Here's some of what Shaviro says:

“Corporate Cannibal” is entirely consistent with Jones’ past experiments, and in fact pushes them to a new extreme. Our technologies have ramified and changed since the 1980s, and Jones has followed them by emerging as the new video flesh (in a manner that was prophesized by Cronenberg’s Videodrome, a film that came out at the same time as Jones’ greatest hits — the early/mid 1980s — but that today, in “Corporate Cannibal,” is no longer a matter of prophecy and science-fictional extrapolation, but simply one of sheer present actuality). In the video, Jones is frightening, ferocious, predatory, vampiric. She has become pure electronic pulse, materiality of the electronic medium (which we were always wrong to consider intangible, dematerialized, or disembodied) — and she will utterly devour and destroy (convert into more image, more electronic pulse, more of herself) whatever thinks it might be able to stand apart from the process.

All this is made explicit in the lyrics to “Corporate Cannibal”: but conversely, these lyrics only have their extrarordinary effect because they have found the proper regime of images to make them operative. Jones’ voice is at first wheedling (”Pleased to meet you/ Pleased to have you on my plate”), before it turns stentorian, imperative, and threatening; and at the end of the song it modulates again, beyond words, into a predatory growl or snarl.
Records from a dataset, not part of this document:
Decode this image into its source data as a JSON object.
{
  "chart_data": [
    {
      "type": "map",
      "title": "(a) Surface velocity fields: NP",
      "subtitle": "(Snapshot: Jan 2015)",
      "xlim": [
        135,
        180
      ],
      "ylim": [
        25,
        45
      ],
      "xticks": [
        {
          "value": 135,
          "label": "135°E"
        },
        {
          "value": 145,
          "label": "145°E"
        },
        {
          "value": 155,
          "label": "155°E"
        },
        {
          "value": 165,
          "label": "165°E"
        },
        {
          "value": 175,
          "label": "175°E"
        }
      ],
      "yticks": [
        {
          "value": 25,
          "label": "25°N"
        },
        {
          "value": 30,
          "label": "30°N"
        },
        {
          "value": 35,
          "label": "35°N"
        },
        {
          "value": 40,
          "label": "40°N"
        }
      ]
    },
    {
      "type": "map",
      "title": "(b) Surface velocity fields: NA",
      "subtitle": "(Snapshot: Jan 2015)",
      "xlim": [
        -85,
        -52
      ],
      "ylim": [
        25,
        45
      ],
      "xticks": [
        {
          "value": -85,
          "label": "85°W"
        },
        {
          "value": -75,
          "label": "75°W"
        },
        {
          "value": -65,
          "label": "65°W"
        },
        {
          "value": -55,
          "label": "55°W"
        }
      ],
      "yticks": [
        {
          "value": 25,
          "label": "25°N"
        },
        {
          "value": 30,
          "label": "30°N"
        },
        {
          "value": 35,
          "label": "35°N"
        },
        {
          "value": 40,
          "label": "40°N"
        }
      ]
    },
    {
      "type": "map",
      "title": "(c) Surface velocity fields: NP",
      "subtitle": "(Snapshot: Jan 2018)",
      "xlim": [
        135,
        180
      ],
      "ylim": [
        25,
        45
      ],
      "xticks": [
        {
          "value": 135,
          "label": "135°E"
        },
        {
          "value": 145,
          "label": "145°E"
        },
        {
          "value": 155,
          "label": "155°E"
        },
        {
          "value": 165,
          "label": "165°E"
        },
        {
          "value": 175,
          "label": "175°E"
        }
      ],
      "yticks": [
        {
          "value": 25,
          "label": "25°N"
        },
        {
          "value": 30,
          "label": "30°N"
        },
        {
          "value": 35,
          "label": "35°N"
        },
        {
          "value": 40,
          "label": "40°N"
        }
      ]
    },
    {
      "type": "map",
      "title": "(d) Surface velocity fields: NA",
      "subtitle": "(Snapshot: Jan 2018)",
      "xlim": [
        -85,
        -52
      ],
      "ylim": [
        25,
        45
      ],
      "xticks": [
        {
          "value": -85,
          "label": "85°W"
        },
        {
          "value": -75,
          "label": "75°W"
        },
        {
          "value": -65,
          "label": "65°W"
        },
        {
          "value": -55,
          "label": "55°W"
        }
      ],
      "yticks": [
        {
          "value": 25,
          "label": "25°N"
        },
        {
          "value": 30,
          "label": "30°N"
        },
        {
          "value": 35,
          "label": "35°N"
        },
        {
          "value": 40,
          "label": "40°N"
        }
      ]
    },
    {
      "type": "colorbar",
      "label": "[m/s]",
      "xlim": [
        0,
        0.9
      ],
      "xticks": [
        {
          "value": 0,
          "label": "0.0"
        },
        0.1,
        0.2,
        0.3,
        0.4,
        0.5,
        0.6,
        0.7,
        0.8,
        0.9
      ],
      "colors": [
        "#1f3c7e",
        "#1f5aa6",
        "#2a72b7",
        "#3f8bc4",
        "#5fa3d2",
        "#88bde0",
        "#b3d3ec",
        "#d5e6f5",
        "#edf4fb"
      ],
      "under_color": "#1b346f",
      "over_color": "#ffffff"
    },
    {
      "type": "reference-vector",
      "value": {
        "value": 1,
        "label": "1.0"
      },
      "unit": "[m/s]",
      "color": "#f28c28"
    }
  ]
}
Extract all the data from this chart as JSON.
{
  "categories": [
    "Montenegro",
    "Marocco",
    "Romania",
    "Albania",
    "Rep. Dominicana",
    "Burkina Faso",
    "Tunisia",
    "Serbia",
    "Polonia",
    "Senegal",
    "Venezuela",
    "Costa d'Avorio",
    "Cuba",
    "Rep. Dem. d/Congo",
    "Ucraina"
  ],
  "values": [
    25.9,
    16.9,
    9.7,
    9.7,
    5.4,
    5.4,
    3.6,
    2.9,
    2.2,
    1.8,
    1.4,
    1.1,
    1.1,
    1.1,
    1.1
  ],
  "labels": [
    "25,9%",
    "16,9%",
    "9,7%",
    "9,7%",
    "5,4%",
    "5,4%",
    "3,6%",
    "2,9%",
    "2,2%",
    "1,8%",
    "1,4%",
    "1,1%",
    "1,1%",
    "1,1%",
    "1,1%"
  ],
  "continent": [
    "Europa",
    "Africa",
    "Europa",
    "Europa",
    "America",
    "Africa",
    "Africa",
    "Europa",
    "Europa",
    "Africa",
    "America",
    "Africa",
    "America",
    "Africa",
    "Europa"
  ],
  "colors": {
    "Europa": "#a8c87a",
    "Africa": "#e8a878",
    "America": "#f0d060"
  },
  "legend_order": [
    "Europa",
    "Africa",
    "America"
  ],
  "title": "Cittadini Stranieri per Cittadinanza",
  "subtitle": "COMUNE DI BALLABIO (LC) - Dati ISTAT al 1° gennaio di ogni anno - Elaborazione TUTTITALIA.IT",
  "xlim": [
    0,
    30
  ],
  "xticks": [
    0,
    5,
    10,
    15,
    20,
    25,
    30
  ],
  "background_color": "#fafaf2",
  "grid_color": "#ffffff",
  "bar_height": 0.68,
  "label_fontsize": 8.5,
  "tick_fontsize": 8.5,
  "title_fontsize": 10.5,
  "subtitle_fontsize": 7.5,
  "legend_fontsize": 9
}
She is telling us flatly that she will destory and devour us (”I’m a man-eating machine… Eat you like an animal… Every man, woman, and child is a target”). She is a vampire, but not a romantic one: rather, the song expresses Jones’ absolute identification with Capital as a vampiric force (remember that Marx long ago described capitalism as vampiric: “Capital is dead labor, which, vampire-like, lives only by sucking living labor, and lives the more, the more labor it sucks”). Jones sings: “I deal in the market… A closet full of faceless, nameless, pay-more-for-less emptiness… You’ll pay less tax but I will gain more back… I’ll consume my consumers.” Her lyrics absurdly juxtapose the cliches of corporate-speak (”Employer of the year”) with those of pulp horro (”Grandmaster of fear”). All this is set against a grinding, dissonant musical accompaniment, with harsh backbeats and shrieking guitars that are, however, more downbeat than metal (a number of blogs have compared the music to that of Massive Attack a decade ago, at the time of their album Mezzanine).

Go watch it, then read Shaviro's post in its entirety.